If the new administration does not want to replace the House of Corrections, Giorla said, the goal should be to reduce the population enough that it can be shuttered.
He has told Kenney's transition team, which is looking nationally for Giorla's permanent replacement, that the key to his job is patience and a sense of humor.
"One minute, you're talking to someone who's lucid and logical, and the next, someone's telling you they're going to kill you, and then you walk to the third cell and someone's talking to themselves," Giorla said. "You have to adjust calmly to the situation, sometimes cell by cell."
Some inmates "would make Mother Teresa angry," he says. "Others, you just can't for the life of you figure out why they're here."
Usually, he said, those are the prisoners with mental illnesses or drug addictions.
"There are too many people in prison in the country because the mentally ill and substance addicted are not afforded the treatment opportunities they need," he said. "And so it's easier to send them here because we take everybody."
Giorla's worst days have made the news.
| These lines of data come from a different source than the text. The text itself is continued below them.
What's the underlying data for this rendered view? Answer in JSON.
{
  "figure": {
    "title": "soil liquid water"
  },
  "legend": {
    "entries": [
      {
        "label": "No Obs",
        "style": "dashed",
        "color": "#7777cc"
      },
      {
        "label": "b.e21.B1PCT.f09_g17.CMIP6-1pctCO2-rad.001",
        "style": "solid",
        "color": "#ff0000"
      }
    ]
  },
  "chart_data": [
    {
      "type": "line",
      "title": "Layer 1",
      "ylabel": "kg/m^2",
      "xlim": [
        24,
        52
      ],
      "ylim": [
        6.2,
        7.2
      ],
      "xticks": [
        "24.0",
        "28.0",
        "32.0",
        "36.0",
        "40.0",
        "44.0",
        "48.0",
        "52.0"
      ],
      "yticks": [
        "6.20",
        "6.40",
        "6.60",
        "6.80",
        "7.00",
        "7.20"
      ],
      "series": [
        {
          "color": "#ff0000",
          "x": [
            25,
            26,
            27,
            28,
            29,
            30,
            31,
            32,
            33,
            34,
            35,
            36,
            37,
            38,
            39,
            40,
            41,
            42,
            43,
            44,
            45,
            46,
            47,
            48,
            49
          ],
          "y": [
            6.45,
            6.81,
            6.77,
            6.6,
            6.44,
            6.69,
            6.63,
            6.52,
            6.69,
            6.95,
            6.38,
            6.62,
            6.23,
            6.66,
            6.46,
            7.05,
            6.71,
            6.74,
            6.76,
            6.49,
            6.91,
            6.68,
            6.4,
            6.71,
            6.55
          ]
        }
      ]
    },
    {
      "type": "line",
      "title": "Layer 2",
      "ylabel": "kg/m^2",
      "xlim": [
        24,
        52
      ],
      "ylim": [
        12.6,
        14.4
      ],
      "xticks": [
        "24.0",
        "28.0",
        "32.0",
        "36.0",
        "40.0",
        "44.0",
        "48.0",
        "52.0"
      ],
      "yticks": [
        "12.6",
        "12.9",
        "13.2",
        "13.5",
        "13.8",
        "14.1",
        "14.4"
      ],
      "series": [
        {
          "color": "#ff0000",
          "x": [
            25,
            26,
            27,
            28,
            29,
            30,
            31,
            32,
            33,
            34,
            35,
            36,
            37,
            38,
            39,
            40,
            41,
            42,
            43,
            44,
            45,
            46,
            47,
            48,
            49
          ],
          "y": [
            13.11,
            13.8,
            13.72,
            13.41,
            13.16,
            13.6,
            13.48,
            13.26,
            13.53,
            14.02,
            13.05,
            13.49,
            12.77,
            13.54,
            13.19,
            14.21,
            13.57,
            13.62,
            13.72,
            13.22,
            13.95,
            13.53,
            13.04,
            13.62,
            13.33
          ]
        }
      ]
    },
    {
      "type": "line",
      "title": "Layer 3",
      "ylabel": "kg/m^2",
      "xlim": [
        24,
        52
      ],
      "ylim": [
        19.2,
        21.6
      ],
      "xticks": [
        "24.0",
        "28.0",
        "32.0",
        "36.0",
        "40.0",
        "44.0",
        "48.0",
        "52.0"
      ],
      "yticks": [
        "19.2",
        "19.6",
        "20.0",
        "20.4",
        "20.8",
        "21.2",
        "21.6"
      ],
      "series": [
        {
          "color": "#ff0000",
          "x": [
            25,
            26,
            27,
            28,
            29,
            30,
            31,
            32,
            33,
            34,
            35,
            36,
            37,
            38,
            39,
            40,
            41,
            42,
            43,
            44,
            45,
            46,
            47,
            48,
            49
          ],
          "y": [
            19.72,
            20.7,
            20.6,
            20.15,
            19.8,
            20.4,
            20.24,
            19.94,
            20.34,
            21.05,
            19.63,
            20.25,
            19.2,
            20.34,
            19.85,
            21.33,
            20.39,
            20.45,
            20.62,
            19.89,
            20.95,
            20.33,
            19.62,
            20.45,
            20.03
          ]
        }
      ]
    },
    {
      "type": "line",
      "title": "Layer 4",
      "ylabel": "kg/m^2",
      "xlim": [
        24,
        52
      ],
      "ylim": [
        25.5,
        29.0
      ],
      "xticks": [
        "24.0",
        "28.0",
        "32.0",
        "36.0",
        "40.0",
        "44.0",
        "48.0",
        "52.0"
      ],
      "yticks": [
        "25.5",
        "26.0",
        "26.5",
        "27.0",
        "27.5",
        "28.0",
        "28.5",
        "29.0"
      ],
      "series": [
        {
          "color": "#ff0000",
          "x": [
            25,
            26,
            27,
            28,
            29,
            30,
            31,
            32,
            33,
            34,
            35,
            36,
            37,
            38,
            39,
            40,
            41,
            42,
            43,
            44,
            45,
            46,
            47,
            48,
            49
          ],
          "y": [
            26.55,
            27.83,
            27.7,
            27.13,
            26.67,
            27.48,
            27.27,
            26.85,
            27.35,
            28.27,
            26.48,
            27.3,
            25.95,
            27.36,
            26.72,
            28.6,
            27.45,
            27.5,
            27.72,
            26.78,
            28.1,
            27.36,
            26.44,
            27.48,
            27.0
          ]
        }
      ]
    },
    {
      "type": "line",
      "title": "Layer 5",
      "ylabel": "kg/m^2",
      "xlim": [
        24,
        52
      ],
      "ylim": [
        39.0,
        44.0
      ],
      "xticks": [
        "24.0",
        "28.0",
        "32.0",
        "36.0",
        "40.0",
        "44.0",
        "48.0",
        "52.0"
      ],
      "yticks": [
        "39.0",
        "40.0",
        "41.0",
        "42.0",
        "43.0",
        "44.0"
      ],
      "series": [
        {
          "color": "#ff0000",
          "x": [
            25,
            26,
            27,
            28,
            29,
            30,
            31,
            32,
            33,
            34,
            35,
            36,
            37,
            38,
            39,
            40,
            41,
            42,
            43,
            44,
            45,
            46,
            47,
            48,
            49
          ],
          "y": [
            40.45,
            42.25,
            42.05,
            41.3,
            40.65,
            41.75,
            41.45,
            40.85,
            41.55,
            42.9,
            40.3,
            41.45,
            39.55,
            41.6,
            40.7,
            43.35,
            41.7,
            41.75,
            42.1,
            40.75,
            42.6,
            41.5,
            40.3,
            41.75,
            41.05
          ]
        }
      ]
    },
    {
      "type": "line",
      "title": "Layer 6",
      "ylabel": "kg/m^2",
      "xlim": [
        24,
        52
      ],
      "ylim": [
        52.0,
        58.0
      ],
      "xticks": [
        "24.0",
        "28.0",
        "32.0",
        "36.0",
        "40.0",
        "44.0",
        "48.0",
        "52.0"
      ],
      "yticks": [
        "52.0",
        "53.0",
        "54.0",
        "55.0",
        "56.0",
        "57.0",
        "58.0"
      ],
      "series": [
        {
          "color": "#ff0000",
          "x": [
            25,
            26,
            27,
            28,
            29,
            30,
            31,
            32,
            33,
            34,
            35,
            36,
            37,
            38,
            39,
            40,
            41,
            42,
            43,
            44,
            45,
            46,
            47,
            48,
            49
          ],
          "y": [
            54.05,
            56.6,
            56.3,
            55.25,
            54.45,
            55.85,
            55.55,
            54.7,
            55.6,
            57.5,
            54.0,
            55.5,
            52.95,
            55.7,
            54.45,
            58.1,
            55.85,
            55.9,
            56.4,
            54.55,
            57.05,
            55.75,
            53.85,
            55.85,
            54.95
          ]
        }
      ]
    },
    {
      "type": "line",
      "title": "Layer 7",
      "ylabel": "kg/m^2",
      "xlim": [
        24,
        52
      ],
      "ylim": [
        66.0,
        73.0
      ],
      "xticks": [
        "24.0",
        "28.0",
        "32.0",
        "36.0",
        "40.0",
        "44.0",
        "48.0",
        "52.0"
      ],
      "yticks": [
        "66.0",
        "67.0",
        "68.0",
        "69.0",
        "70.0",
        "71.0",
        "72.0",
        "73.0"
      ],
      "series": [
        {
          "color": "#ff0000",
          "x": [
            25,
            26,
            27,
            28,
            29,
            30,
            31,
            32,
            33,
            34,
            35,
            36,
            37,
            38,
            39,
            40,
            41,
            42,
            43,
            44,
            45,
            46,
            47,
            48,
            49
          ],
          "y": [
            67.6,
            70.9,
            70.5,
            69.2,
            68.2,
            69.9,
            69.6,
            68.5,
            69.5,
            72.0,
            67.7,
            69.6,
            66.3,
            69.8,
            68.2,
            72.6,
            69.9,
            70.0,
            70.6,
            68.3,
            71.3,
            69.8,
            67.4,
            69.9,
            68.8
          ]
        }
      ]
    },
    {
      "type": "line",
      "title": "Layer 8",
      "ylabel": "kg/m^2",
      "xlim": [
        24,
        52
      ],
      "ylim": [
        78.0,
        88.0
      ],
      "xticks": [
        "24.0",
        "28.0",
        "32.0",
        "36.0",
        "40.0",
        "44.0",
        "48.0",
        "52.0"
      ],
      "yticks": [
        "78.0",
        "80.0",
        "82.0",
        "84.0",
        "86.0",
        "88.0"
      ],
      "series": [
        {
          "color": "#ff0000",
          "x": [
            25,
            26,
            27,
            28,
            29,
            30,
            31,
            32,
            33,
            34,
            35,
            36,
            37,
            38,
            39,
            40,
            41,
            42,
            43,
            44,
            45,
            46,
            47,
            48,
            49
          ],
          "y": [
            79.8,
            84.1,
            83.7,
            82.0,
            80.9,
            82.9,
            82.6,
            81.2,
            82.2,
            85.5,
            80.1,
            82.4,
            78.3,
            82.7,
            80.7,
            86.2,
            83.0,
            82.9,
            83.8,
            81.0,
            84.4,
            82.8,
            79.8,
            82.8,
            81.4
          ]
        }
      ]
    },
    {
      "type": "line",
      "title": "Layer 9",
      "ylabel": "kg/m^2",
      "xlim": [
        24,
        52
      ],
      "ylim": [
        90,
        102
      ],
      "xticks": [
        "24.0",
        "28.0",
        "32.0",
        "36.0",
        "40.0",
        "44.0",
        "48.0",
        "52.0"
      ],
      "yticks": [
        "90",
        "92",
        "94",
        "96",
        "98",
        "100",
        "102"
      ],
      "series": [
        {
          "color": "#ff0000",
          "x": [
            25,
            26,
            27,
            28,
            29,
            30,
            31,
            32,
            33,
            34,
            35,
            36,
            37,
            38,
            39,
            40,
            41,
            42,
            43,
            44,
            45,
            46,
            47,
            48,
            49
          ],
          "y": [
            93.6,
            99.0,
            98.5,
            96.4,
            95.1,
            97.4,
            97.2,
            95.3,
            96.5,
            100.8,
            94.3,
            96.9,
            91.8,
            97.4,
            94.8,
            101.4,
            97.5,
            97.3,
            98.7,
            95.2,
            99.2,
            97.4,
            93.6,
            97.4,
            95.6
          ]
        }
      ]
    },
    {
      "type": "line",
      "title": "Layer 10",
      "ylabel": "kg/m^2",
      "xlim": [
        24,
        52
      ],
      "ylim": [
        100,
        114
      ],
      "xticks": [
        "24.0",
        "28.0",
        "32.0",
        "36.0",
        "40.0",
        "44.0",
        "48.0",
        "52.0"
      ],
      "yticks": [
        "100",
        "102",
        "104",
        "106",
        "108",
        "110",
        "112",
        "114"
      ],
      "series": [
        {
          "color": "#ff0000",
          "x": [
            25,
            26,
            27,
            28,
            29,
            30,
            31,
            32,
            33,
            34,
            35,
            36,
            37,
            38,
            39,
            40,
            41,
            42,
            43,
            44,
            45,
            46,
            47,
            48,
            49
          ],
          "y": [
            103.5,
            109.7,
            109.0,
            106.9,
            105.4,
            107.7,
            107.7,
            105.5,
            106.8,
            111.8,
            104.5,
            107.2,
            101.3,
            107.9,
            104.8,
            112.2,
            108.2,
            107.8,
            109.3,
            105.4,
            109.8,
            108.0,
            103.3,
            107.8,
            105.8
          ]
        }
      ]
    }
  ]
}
In 2008 a prison gate fatally crushed a maintenance worker. Two years later a repeat offender escaped and killed a jeweler.
The successes are quieter - the new programs launched, the four times a year he recognizes staff members' achievements.
"Corrections officers have a chip on their shoulder," he said. "We're not exactly law enforcement, and we're not exactly social work." Balancing those roles can be difficult, he said, "but I think we've achieved a balance pretty well here."
When Giorla took over, 52 percent of sentenced inmates were enrolled in educational or vocational programs. Today the figure is 82 percent.
"He walked away leaving the system better than he found it," Resnick said. "The population is on a decline, we've expanded the myriad ways of getting programming and education to the inmates."
Giorla has plans - to go to Walt Disney World in February with his wife, three children, and six grandchildren. He hopes to travel a bit and "get out in the air."
He'll miss his staff. He'll even miss some inmates.
One prisoner who has been in the system four years writes to Giorla almost weekly to gripe, calling the conditions horrendous, the medical treatment unethical, the terms of his sentence unjust. He says Giorla, the mayor, and the district attorney all should be fired and jailed.
But people are full of surprises, said the exiting prisons chief, ever a believer in second chances.
"Oddly enough," Giorla said, "he sent me a Christmas card."